Uptake and receptor binding of dexamethasone in cultured 7800 C1 hepatoma cells in relation to regulation of cell growth and peroxisomal β-oxidation

1. Uptake and binding of dexamethasone to glucocorticoid receptor has been studied in Morris hepatoma 7800 C1 cells in relation to its effect on cell growth and peroxisomal beta-oxidation. 2. Intact cells showed saturable, specific dexamethasone binding of limited capacity and Scatchard analysis revealed one single class of binding sites with equilibrium dissociation constant (Kd) of 0.24 nM similar to other glucocorticoid receptors. However, the binding capacity of 24 fmol/mg cell protein is less than 5% of previously reported values. 3. Uptake of [3H]dexamethasone by intact cells was temperature dependent giving a linear Arrhenius plot with a calculated energy of activation of 58.5 kJ mol-1 x degree-1. 4. Cytosol fractions had specific binding proteins for glucocorticoid hormones with sedimentation coefficient of ca 7S. No specific binding sites for [3H]dexamethasone was demonstrated in purified membrane fractions. 5. Dexamethasone and the synthetic fatty acid analogue tetradecylthio acetic acid (TTA) both inhibited the growth of the 7800 C1 cells and induced the peroxisomal acyl-CoA oxidase activity.

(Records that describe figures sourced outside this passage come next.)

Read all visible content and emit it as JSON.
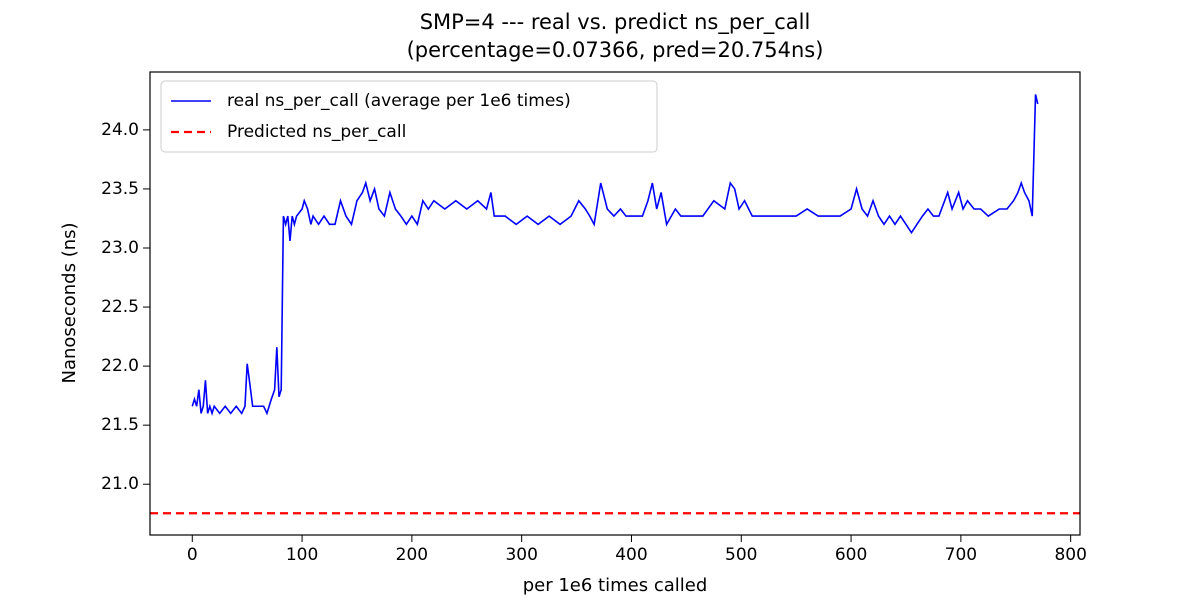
{
  "chart_data": {
    "type": "line",
    "title": "SMP=4 --- real vs. predict ns_per_call",
    "subtitle": "(percentage=0.07366, pred=20.754ns)",
    "x_label": "per 1e6 times called",
    "y_label": "Nanoseconds (ns)",
    "x": [
      0,
      2,
      4,
      6,
      8,
      10,
      12,
      14,
      16,
      18,
      20,
      25,
      30,
      35,
      40,
      45,
      48,
      50,
      52,
      55,
      60,
      65,
      68,
      70,
      72,
      75,
      77,
      79,
      81,
      83,
      85,
      87,
      89,
      91,
      93,
      95,
      100,
      102,
      105,
      108,
      110,
      115,
      120,
      125,
      130,
      135,
      140,
      145,
      150,
      155,
      158,
      162,
      166,
      170,
      175,
      180,
      185,
      190,
      195,
      200,
      205,
      210,
      215,
      220,
      230,
      240,
      250,
      260,
      268,
      272,
      275,
      285,
      295,
      305,
      315,
      325,
      335,
      345,
      352,
      358,
      362,
      366,
      372,
      378,
      384,
      390,
      395,
      400,
      410,
      415,
      419,
      423,
      427,
      432,
      440,
      445,
      455,
      465,
      475,
      485,
      490,
      494,
      498,
      503,
      510,
      520,
      530,
      540,
      550,
      560,
      570,
      580,
      590,
      600,
      605,
      610,
      615,
      620,
      625,
      630,
      635,
      640,
      645,
      650,
      655,
      660,
      665,
      670,
      675,
      680,
      688,
      692,
      698,
      702,
      706,
      712,
      718,
      725,
      735,
      742,
      748,
      752,
      755,
      758,
      762,
      765,
      768,
      770
    ],
    "series": [
      {
        "name": "real ns_per_call (average per 1e6 times)",
        "color": "#0000ff",
        "style": "solid",
        "values": [
          21.66,
          21.72,
          21.66,
          21.8,
          21.6,
          21.66,
          21.88,
          21.6,
          21.66,
          21.6,
          21.66,
          21.6,
          21.66,
          21.6,
          21.66,
          21.6,
          21.66,
          22.02,
          21.88,
          21.66,
          21.66,
          21.66,
          21.6,
          21.66,
          21.72,
          21.8,
          22.16,
          21.74,
          21.8,
          23.27,
          23.2,
          23.27,
          23.06,
          23.27,
          23.2,
          23.27,
          23.33,
          23.4,
          23.33,
          23.2,
          23.27,
          23.2,
          23.27,
          23.2,
          23.2,
          23.4,
          23.27,
          23.2,
          23.4,
          23.47,
          23.55,
          23.4,
          23.5,
          23.33,
          23.27,
          23.47,
          23.33,
          23.27,
          23.2,
          23.27,
          23.2,
          23.4,
          23.33,
          23.4,
          23.33,
          23.4,
          23.33,
          23.4,
          23.33,
          23.47,
          23.27,
          23.27,
          23.2,
          23.27,
          23.2,
          23.27,
          23.2,
          23.27,
          23.4,
          23.33,
          23.27,
          23.2,
          23.55,
          23.33,
          23.27,
          23.33,
          23.27,
          23.27,
          23.27,
          23.4,
          23.55,
          23.33,
          23.47,
          23.2,
          23.33,
          23.27,
          23.27,
          23.27,
          23.4,
          23.33,
          23.55,
          23.5,
          23.33,
          23.4,
          23.27,
          23.27,
          23.27,
          23.27,
          23.27,
          23.33,
          23.27,
          23.27,
          23.27,
          23.33,
          23.5,
          23.33,
          23.27,
          23.4,
          23.27,
          23.2,
          23.27,
          23.2,
          23.27,
          23.2,
          23.13,
          23.2,
          23.27,
          23.33,
          23.27,
          23.27,
          23.47,
          23.33,
          23.47,
          23.33,
          23.4,
          23.33,
          23.33,
          23.27,
          23.33,
          23.33,
          23.4,
          23.47,
          23.55,
          23.47,
          23.4,
          23.27,
          24.3,
          24.22
        ]
      },
      {
        "name": "Predicted ns_per_call",
        "color": "#ff0000",
        "style": "dashed",
        "y": 20.754
      }
    ],
    "xlim": [
      -38.5,
      808.5
    ],
    "ylim": [
      20.57,
      24.49
    ],
    "xticks": [
      0,
      100,
      200,
      300,
      400,
      500,
      600,
      700,
      800
    ],
    "yticks": [
      {
        "value": 21,
        "label": "21.0"
      },
      21.5,
      {
        "value": 22,
        "label": "22.0"
      },
      22.5,
      {
        "value": 23,
        "label": "23.0"
      },
      23.5,
      {
        "value": 24,
        "label": "24.0"
      }
    ],
    "grid": false,
    "legend": "upper left"
  }
}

A combination of the two compounds gave additive effects. Both these effects of dexamethasone and TTA were counteracted by insulin. 6. We conclude that dexamethasone induces growth inhibition and enzyme induction by binding to functional intracellular glucocorticoid receptors. The action of dexamethasone is consistent with a dissolution in the membrane from where it diffuses passively into the cell and binds to specific receptors in an energy dependent step. 6. The synergistic action of dexamethasone and TTA and the counteraction exerted by insulin are not due to changes in the dexamethasone receptor affinity or binding capacity.

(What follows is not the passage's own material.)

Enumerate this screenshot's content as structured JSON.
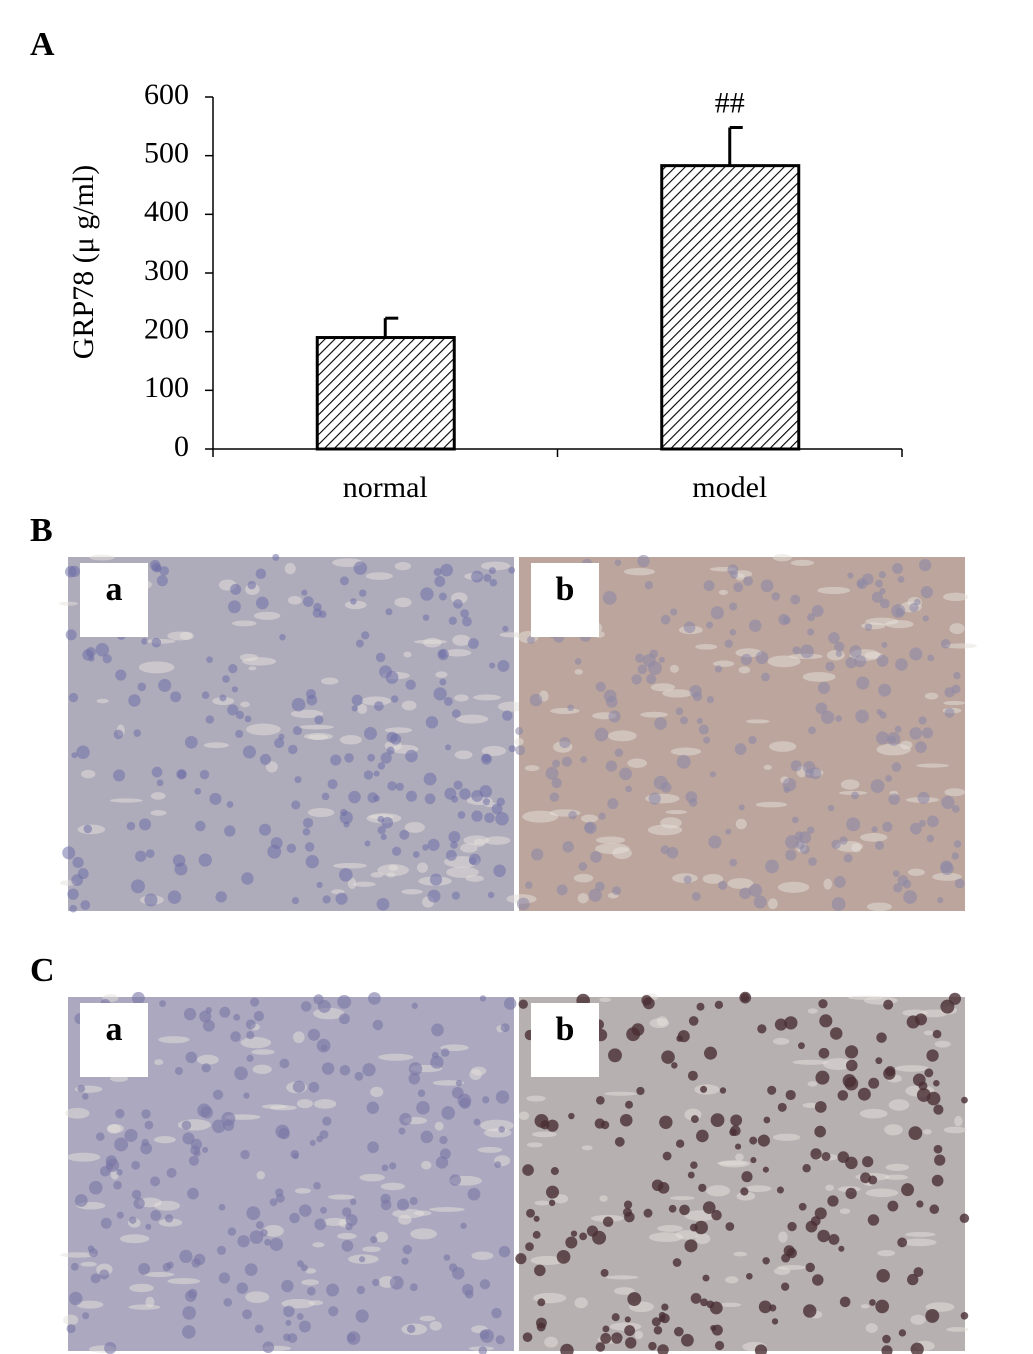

The effects of long-term administration of 3-thia fatty acid, a peroxisome proliferator, to Morris 7800 C1 hepatoma cells

Morris 7800 C1 hepatoma cells were grown in the presence of 80 microM tetradecylthioacetic acid (TTA), a peroxisome proliferator, for 1 year (long-term-treated cells). The growth of the Morris 7800 C1 hepatoma cells was inhibited in cells treated with TTA for up to 8 days. Treatment of the cells with TTA for 1 year did not reduce growth further. The growth inhibition was easily reversed by insulin (0.4 microM). Peroxisomal acyl-CoA oxidase (ACO) (EC 1.3.99.3) activity was increased 5.5 times in cells treated with TTA for 3 days. In the cells treated with TTA for 1 year the ACO activity was increased only two times. A similar ACO mRNA half-life (two times the control) was found in cells treated with TTA for 1 year and for 3 days. This implies a loss of effect of TTA on the transcription rate of the ACO gene in long-term-treated cells.